Владимир Шаров - Возвращение в Египет
В следующем письме пошлю тебе «Синопсис» второй и третьей частей поэмы, он у меня сложился еще до ареста, на этот скелет работа в «Светлом пути» должна была нарастить мясо. Пока же вернусь к архиву. Взяли меня в марте сорок первого года в Москве, на нашей старой квартире, но к тому времени я оттуда уже практически выехал и письма вывез. В совхозе, где они обыскали отведенный мне дом, их тоже не было, я переезжал в несколько этапов, так сказать, с чувством, с толком и расстановкой, а именно: всё важное складывал у Таты, своей няни, которая очень удобно с недавних пор жила в собственном доме на окраине Вольска. У себя в сарае она выделила крестнику огромный деревянный ларь, в подобные ссыпали раньше крупчатку, в него поместились все бумаги. Я знал, что в Вольске буду бывать часто, постепенно их заберу. В ларе архив и пролежал четырнадцать лет. Сейчас письма частью уже в Старице.
Решение ехать агрономом в заволжский совхоз во всех смыслах было счастливым. Ясно: попади архив к чекистам, я бы получил вышку и утянул вас за собой. Материала хватило бы на целую контрреволюционную организацию Гоголей, не знаю только, право— или левотроцкистскую. А так изъяли лишь набросок вышепомянутого «Синопсиса», немного поудивлялись — агентурные сведения были серьезнее — и, вкатив десять лет за антисоветскую агитацию, отправили на этап.

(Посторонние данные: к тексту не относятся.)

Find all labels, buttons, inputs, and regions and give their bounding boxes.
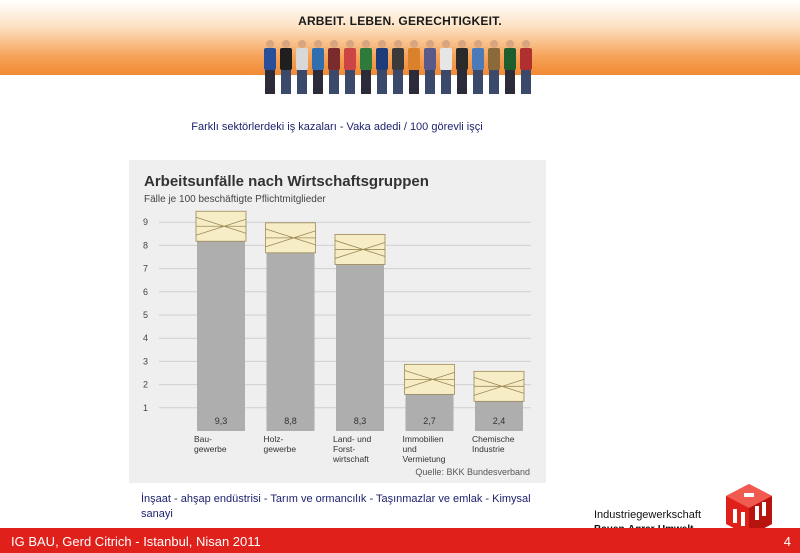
bar-value-label: 2,7 xyxy=(423,416,436,426)
category-label: Industrie xyxy=(472,444,505,454)
bandage-stripes xyxy=(404,369,455,389)
y-tick-label: 9 xyxy=(143,217,148,227)
bandage-stripes xyxy=(473,376,525,396)
category-label: Immobilien xyxy=(403,434,444,444)
category-label: Vermietung xyxy=(403,454,446,464)
bar-value-label: 8,8 xyxy=(284,416,297,426)
chart-source: Quelle: BKK Bundesverband xyxy=(415,467,530,477)
category-label: Holz- xyxy=(264,434,284,444)
y-tick-label: 6 xyxy=(143,287,148,297)
bar-value-label: 2,4 xyxy=(493,416,506,426)
y-tick-label: 8 xyxy=(143,240,148,250)
y-tick-label: 1 xyxy=(143,403,148,413)
y-tick-label: 4 xyxy=(143,333,148,343)
footer-bar: IG BAU, Gerd Citrich - Istanbul, Nisan 2… xyxy=(0,528,800,553)
bandage-stripes xyxy=(195,216,247,236)
chart-subtitle: Fälle je 100 beschäftigte Pflichtmitglie… xyxy=(144,194,326,205)
ig-bau-logo-icon xyxy=(726,484,772,536)
bar xyxy=(336,238,384,431)
y-tick-label: 5 xyxy=(143,310,148,320)
bar xyxy=(197,215,245,431)
category-label: und xyxy=(403,444,417,454)
category-label: wirtschaft xyxy=(332,454,370,464)
slide-subtitle: Farklı sektörlerdeki iş kazaları - Vaka … xyxy=(191,121,483,133)
category-label: Land- und xyxy=(333,434,372,444)
y-tick-label: 7 xyxy=(143,264,148,274)
category-label: Forst- xyxy=(333,444,355,454)
chart-title: Arbeitsunfälle nach Wirtschaftsgruppen xyxy=(144,173,429,190)
bandage-stripes xyxy=(334,240,386,259)
slogan: ARBEIT. LEBEN. GERECHTIGKEIT. xyxy=(298,14,502,28)
category-label: gewerbe xyxy=(194,444,227,454)
bandage-stripes xyxy=(265,228,316,248)
bar xyxy=(266,226,315,431)
bar-value-label: 8,3 xyxy=(354,416,367,426)
y-tick-label: 2 xyxy=(143,380,148,390)
category-label: Bau- xyxy=(194,434,212,444)
workers-illustration xyxy=(264,40,532,94)
page-number: 4 xyxy=(783,534,791,549)
category-label: Chemische xyxy=(472,434,515,444)
category-label: gewerbe xyxy=(264,444,297,454)
y-tick-label: 3 xyxy=(143,356,148,366)
chart-panel: 1 2 3 4 5 6 7 8 9 9,3 Bau-gewerbe 8,8 Holz-gewerbe 8,… xyxy=(129,160,546,483)
footer-text: IG BAU, Gerd Citrich - Istanbul, Nisan 2… xyxy=(11,534,261,549)
bar-value-label: 9,3 xyxy=(215,416,228,426)
logo-line-1: Industriegewerkschaft xyxy=(594,509,701,521)
caption: İnşaat - ahşap endüstrisi - Tarım ve orm… xyxy=(141,493,531,520)
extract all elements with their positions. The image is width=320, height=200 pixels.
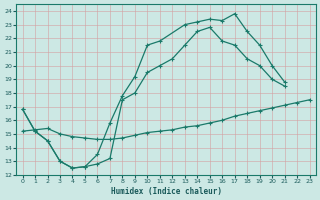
X-axis label: Humidex (Indice chaleur): Humidex (Indice chaleur): [111, 187, 221, 196]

Расписаться под приговором мне дали четвертого августа, война к тому времени была уже в разгаре, и в лагерь нас везли медленно. Сцепка вагонов с зэками неделями стояла в тупиках и на запасных путях, пропуская эшелоны со свежими войсками — этих везли на запад, и другие — с ранеными, которых переправляли на восток; бесконечные товарняки с беженцами и машинами — поточными линиями, прессами, станками, которые тоже, будто номады, теперь целыми заводами перекочевывали на Урал и в Сибирь.
Всего этап продолжался около трех месяцев и дался нелегко. Нас ведь сутками не выпускали из вагонов оправиться, не кормили и даже не давали воды. Я оказался среди выживших, а дальше, едва перестали гонять по стране, прописали на зоне; земля, которой я еще не успел сделать ничего хорошего, только вознамерился помочь, обо мне вспомнила. На работу в «Светлый путь» я был зачислен с первого января сорок первого года. В трудовой книжке запись, что я назначен агрономом, появилась именно тогда. На самом деле агрономом я не отработал ни одного дня, весь январь и три четверти февраля сдавал экзамены в Тимирязевке, мотался из Москвы в Вольск и обратно, потом меня арестовали.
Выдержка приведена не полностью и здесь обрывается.